El fallecimiento de Josep Piqué nos ha impactado. En las pocas horas transcurridas, han sido incesantes las muestras de tristeza por una desaparición que, pese a lo evidente de su progresivo debilitamiento físico, nos negábamos a aceptar. Si la muerte es ese misterio tan difícil de asumir, aún más cuando alcanza a una persona de su intensidad humana y su singular reconocimiento ciudadano.

Tuve la enorme suerte de conocerle a mediados de los 80, cuando coincidimos por primera vez en el Círculo de Economía. Hoy, son muchos los detalles que voy recordando y que, uno tras otro, confirman lo atractivo de su rica personalidad. En unas pocas líneas resulta imposible evocar su figura, pero sí señalar el porqué de ese pesar generalizado que ha acompañado su fallecimiento.

Así, su propia personalidad. Josep Piqué era una persona especialmente amable y cercana, dialogante, que escuchaba y atendía al distinto, y del que emanaba una gran inteligencia de manera natural. Ello le hacía muy querido entre quienes le conocían personalmente, pero, también, despertaba una sensación de aprecio entre aquellos que sabían de él por la radio o la televisión.

Con él también se nos va una manera de entender la política. Su respeto al oponente lo manifestaba educadamente y se sustentaba en sus razonadas convicciones, sin necesidad de recurrir a efectos estridentes para defender su posicionamiento, su acuerdo o desacuerdo. Asumir una responsabilidad pública representaba, para él, atender a todas las voces, por distintas que fueran de las suyas. En cierto sentido, sintetizaba lo mejor de la política tradicional, la que se sustenta en el respeto institucional y en el buen hacer parlamentario. Y, curiosamente, tras ese hombre tan respetuoso con la tradición, se encontraba un reformista innato.

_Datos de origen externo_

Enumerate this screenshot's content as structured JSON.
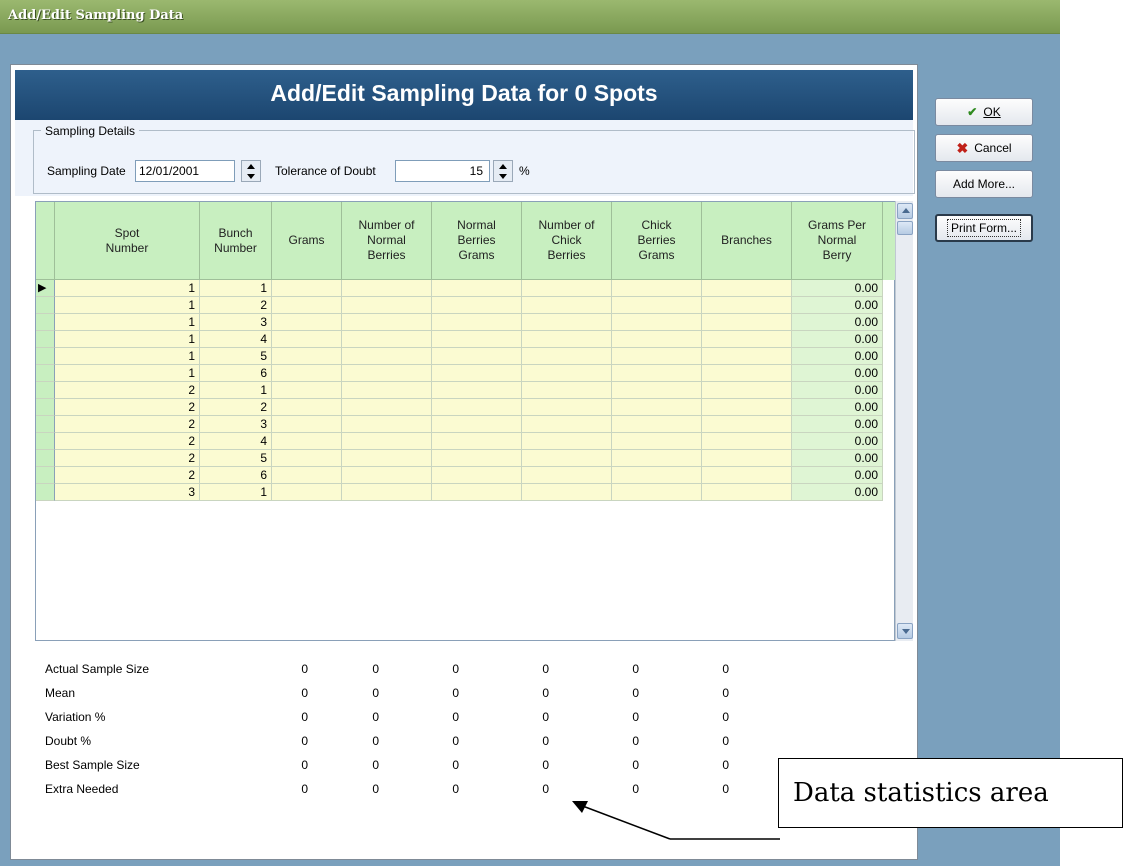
{
  "window": {
    "title": "Add/Edit Sampling Data"
  },
  "header": {
    "title": "Add/Edit Sampling Data for 0 Spots"
  },
  "details": {
    "legend": "Sampling Details",
    "date_label": "Sampling Date",
    "date_value": "12/01/2001",
    "tolerance_label": "Tolerance of Doubt",
    "tolerance_value": "15",
    "tolerance_unit": "%"
  },
  "grid": {
    "columns": [
      "Spot\nNumber",
      "Bunch\nNumber",
      "Grams",
      "Number of\nNormal\nBerries",
      "Normal\nBerries\nGrams",
      "Number of\nChick\nBerries",
      "Chick\nBerries\nGrams",
      "Branches",
      "Grams Per\nNormal\nBerry"
    ],
    "rows": [
      [
        "1",
        "1",
        "0.00"
      ],
      [
        "1",
        "2",
        "0.00"
      ],
      [
        "1",
        "3",
        "0.00"
      ],
      [
        "1",
        "4",
        "0.00"
      ],
      [
        "1",
        "5",
        "0.00"
      ],
      [
        "1",
        "6",
        "0.00"
      ],
      [
        "2",
        "1",
        "0.00"
      ],
      [
        "2",
        "2",
        "0.00"
      ],
      [
        "2",
        "3",
        "0.00"
      ],
      [
        "2",
        "4",
        "0.00"
      ],
      [
        "2",
        "5",
        "0.00"
      ],
      [
        "2",
        "6",
        "0.00"
      ],
      [
        "3",
        "1",
        "0.00"
      ]
    ]
  },
  "stats": {
    "rows": [
      {
        "label": "Actual Sample Size",
        "values": [
          "0",
          "0",
          "0",
          "0",
          "0",
          "0"
        ]
      },
      {
        "label": "Mean",
        "values": [
          "0",
          "0",
          "0",
          "0",
          "0",
          "0"
        ]
      },
      {
        "label": "Variation %",
        "values": [
          "0",
          "0",
          "0",
          "0",
          "0",
          "0"
        ]
      },
      {
        "label": "Doubt %",
        "values": [
          "0",
          "0",
          "0",
          "0",
          "0",
          "0"
        ]
      },
      {
        "label": "Best Sample Size",
        "values": [
          "0",
          "0",
          "0",
          "0",
          "0",
          "0"
        ]
      },
      {
        "label": "Extra Needed",
        "values": [
          "0",
          "0",
          "0",
          "0",
          "0",
          "0"
        ]
      }
    ]
  },
  "buttons": {
    "ok": "OK",
    "cancel": "Cancel",
    "add_more": "Add More...",
    "print_form": "Print Form..."
  },
  "callout": {
    "text": "Data statistics area"
  },
  "colors": {
    "accent": "#1c4670",
    "grid_header": "#c8efc0",
    "cell_yellow": "#fbfbd2",
    "cell_green": "#dff5d4"
  }
}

Josep Piqué estuvo siempre atento a las innovaciones; fue la primera persona a la que vi con un sorprendente artilugio que resultaba ser un teléfono móvil o escribiendo con una tablet en un restaurante. Una actitud cerca de la tecnología que también reproducía con los movimientos sociales, la dinámica política, las corrientes culturales o el marco económico. En su época como responsable político, por la que más le recordamos, apostó como nadie por la modernización del país: la plena integración en la Europa del euro, la apertura al mundo, la innovación en las políticas públicas o la redimensión e innovación de nuestras empresas. Para él, todo avance colectivo debe sustentarse en el respeto a las formas y procederes institucionales.

De él recordaremos lo que hizo y, también, lo que hubiera podido hacer. Durante años representó el aire más renovador de los conservadores españoles. Lo demostró en sus años en el Gobierno y al frente de los populares catalanes: defensor de un capitalismo alejado de la radicalidad liberal, comprometido con una visión plural de España y siempre abierto a sentarse y enraonar con quien pensaba de otra manera. Los resultados electorales avalaron su apuesta por la cordura. Pero los suyos no le dejaron.

Con Josep Piqué se nos va su mundo. Un mundo al que añoramos. Su legado debe servirnos para recuperarlo.